Part 3 of a Series: The Realities of Hospice

In this third and final part of my series on hospice, I want to share with you the realities of what this type of specialized medical care can provide to people at the end of their lives.

I’ve been fortunate to have a variety of hospice companies come to Country Home Assisted Living in Parker, Colorado, to provide the additional support an assisted living facility needs for residents as they near their end.

Whether it’s a nurse, doctor, aide, social worker or clergy member, hospice team members walk in the door at Country Home with a large degree of concern, but also with comforting and assuring smiles on their faces.

Because they are so well trained to identify and deal with end-of-life issues, it is truly a wonderful service that they provide. And it’s a service that doesn’t cost anything. It is covered by Medicare, Medicaid and most insurance plans.

The hospice teams focus on comfort, pain relief and symptom management. They do not try to cure the disease or terminal illness. Their main focus is to make sure the Country Home resident is comfortable and adequately medicated to remain free of pain.

They are available 24/7 for any need that arises. They also will order special equipment that might be needed as a resident’s abilities continue to dwindle, such as wheelchairs or oxygen concentrators.

They also provide emotional and spiritual support for all of our residents, their families and even Country Home caregivers as they watch someone they have lived with for months or years end their life journey. Their goal is to ease anxiety and fears so that everyone can be as at peace with death as possible.

For residents of an assisted living facility, this can be a trying time. They know they’re old and know it is going to happen to them too. With hospice professionals by our side, we do our best to keep them updated about each individual’s situation. We let them say their goodbyes.

And we certainly give them options as to whether they want to see their friend before they pass or would prefer to remember them as they were months earlier.

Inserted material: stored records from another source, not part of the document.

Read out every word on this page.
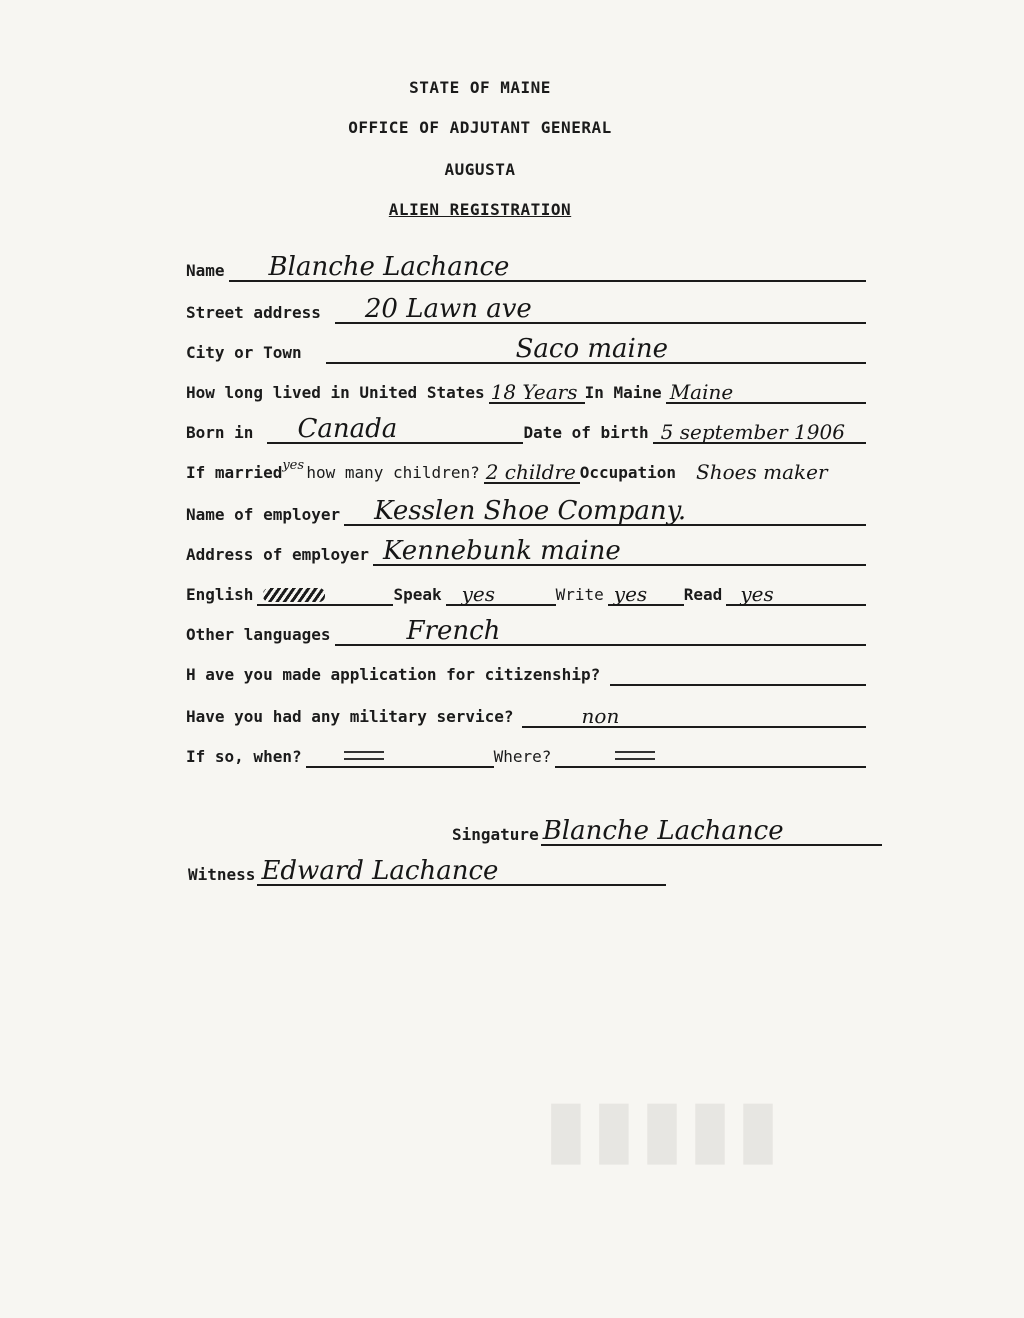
STATE OF MAINE
OFFICE OF ADJUTANT GENERAL
AUGUSTA
ALIEN REGISTRATION
Name Blanche Lachance
Street address 20 Lawn ave
City or Town	Saco maine
How long lived in United States 18 Years In Maine Maine
Born in Canada	Date of birth 5 september 1906
If married yes how many children? 2 childre Occupation Shoes maker
Name of employer Kesslen Shoe Company.
Address of employer Kennebunk maine
English	Speak yes	Write yes Read yes
Other languages	French
H ave you made application for citizenship?
Have you had any military service?	non
If so, when?	Where?
Singature Blanche Lachance
Witness Edward Lachance
▮▮▮▮▮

The social workers with hospice help us with all of that.

Not only do they provide this service for the months leading up to a death, but they also follow-up afterwards. They are in contact with us months after a death to see if any other resident would like to talk to someone – whether a social worker or clergy member.

They make a very difficult situation much more tolerable. I simply can’t thank them enough for helping us through these trying times.  And I’m always grateful that hospice allows our residents to pass away peacefully at their home at Country Home Assisted Living instead of a cold, friendless hospital room.